L’ancien ambassadeur et ancien député Khalfa Mammeri, qui a consacré plusieurs ouvrages historiques pour rétablir la vérité sur la mort de Abane Ramdane était convié hier au Forum hebdomadaire d’El Moudjahid pour parler de « l’architecte de la révolution » à l’occasion du 55 anniversaire de son assassinat, le 22 décembre 1955.
Le fait que le journal El Moudjahid, qu’il avait pourtant créé lui-même décide d’en parler , est un signal fort de la part des autorités. C’est du moins ainsi que Khalfa Mammeri interprète son invitation par le journal El Moudjahid.
“Je suis très ému. C’est la première fois qu’on m’invite officiellement à parler de Abane Ramdane. Il faut reconnaître aux institutions officielles le courage de réhabiliter Abane et de le réintégrer au patrimoine national”, a déclaré M. Mammeri en substance dans sa conférence.
Le président de l’association “Machaâl Echahid”, M. Mohamed Abbad, qui a coorganisé avec le quotidien El Moudjahid cette conférence sur Abane, à l’occasion du cinquantenaire de l’indépendance et du 55e anniversaire de sa “mort”, a répondu que le Forum était ouvert à tous les chercheurs dans le domaine de l’histoire nationale.
Dans sa communication, M. Mammeri, qui fait des recherches sur la guerre de libération nationale, notamment, sur Abane Ramdane, depuis 30 ans, a revisité le parcours du fils de Azzouza (Tizi Ouzou), depuis sa sortie de prison en janvier 1955, insistant sur son engagement dans la Révolution quelques jours après sa libération.
Pour le conférencier, Abane, ancien militant du Parti du peuple algérien (PPA), était un homme “exceptionnel”, en ce sens qu’il était, à la fois, un intellectuel et un homme d’action qui avait “une haute conscience de ce que doit être la Révolution”.

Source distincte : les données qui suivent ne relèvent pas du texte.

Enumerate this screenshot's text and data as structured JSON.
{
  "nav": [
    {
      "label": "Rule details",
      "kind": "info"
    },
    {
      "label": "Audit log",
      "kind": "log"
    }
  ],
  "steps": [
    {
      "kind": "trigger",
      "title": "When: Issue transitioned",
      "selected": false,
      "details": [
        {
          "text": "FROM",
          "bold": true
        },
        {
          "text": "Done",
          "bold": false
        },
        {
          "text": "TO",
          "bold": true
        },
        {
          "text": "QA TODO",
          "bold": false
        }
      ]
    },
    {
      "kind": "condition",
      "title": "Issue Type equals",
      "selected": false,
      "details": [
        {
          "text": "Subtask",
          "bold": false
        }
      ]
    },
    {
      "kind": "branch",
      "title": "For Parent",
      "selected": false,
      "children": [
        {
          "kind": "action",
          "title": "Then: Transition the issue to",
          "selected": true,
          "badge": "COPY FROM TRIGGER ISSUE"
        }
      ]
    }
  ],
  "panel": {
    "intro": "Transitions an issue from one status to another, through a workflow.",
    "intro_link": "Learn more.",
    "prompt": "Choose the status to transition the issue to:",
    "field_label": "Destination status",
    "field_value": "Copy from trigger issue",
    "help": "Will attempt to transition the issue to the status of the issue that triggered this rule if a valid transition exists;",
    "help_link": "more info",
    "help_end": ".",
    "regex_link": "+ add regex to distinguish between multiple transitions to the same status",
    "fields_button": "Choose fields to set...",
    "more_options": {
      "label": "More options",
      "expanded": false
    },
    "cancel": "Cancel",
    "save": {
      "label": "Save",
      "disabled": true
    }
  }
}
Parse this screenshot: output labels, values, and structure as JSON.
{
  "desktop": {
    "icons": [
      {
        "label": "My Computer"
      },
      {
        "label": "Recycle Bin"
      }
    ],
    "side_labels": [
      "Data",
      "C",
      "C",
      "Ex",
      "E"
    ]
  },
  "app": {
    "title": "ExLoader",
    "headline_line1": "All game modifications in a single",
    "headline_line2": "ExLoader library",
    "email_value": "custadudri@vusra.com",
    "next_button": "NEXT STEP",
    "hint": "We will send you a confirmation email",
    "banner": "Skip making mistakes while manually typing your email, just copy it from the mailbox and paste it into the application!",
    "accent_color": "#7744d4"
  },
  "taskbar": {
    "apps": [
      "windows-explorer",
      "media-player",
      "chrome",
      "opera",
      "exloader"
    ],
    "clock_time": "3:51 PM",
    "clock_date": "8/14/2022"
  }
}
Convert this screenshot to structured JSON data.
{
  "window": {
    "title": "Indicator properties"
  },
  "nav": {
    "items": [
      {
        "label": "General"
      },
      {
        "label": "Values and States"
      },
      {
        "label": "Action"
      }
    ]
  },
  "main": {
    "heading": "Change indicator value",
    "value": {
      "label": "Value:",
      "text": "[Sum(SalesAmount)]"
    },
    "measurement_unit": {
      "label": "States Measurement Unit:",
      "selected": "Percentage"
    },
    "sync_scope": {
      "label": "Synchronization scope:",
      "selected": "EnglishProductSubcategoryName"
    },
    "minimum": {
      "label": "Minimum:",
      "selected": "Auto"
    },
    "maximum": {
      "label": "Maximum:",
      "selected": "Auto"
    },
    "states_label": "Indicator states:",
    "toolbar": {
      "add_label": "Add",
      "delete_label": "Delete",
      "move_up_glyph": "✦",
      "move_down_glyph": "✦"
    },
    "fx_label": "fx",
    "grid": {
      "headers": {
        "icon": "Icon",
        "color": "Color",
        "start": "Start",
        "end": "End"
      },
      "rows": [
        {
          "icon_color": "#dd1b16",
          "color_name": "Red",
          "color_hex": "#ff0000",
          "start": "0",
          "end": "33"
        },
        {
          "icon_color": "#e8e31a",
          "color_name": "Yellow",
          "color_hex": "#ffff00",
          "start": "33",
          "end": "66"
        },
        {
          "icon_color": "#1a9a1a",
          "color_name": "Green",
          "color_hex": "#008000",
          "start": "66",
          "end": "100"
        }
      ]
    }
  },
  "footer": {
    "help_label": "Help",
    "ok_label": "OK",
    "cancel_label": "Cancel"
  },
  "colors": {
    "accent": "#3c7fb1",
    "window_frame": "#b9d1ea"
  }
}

Abane a le mérite d’avoir unifié tous les courants politiques derrière le Front de libération (FLN) pour l’indépendance de l’Algérie, d’avoir participé à la création des institutions de la Révolution algérienne, lors du congrès de la Soummam et d’avoir imaginé une Algérie démocratique et sociale après la libération, a-t-il résumé.
“Il y a un fossé civilisationnel entre Abane et les autres (les résistants à la colonisation depuis 1830). (…) C’est la première fois que la France rencontre en face d’elle un personnage d’un niveau culturel et intellectuel incomparable”, a soutenu M. Mammeri.
A ce titre, il a regretté le fait qu’on ne donne pas “suffisamment” d’importance à certains hommes exceptionnels, pourtant il ne sont pas nombreux. Les moudjahidine qui ont eu à connaître ou à travailler de près avec Abane, tels que Me Ali Haroun, M. Tahar Gaïd et M. Hassan Idir, et qui ont témoigné lors de cette conférence, ont surtout apprécié chez lui son intelligence perceptible dans ses analyses de la situation de la Révolution.
Les témoins n’ont pas manqué de se poser des questions sur les raisons de la “mort” de Abane le 27 décembre 1957 au Maroc, “des mains de ses frères de combats”. Ali Haroun était le premier à poser la question sur les raisons de la mort de l’architecte du congrès de la Soummam.
Cependant, si Me Haroun a soulevé l’hypothèse d’une probable lutte de pouvoir au sein des organes de décision du FLN, dont Abane aurait fait les frais, Hassan Idir, lui, s’est voulu tranchant: “Abane, en tant que révolutionnaire, ne peut être tué que par des contre-révolutionnaires”.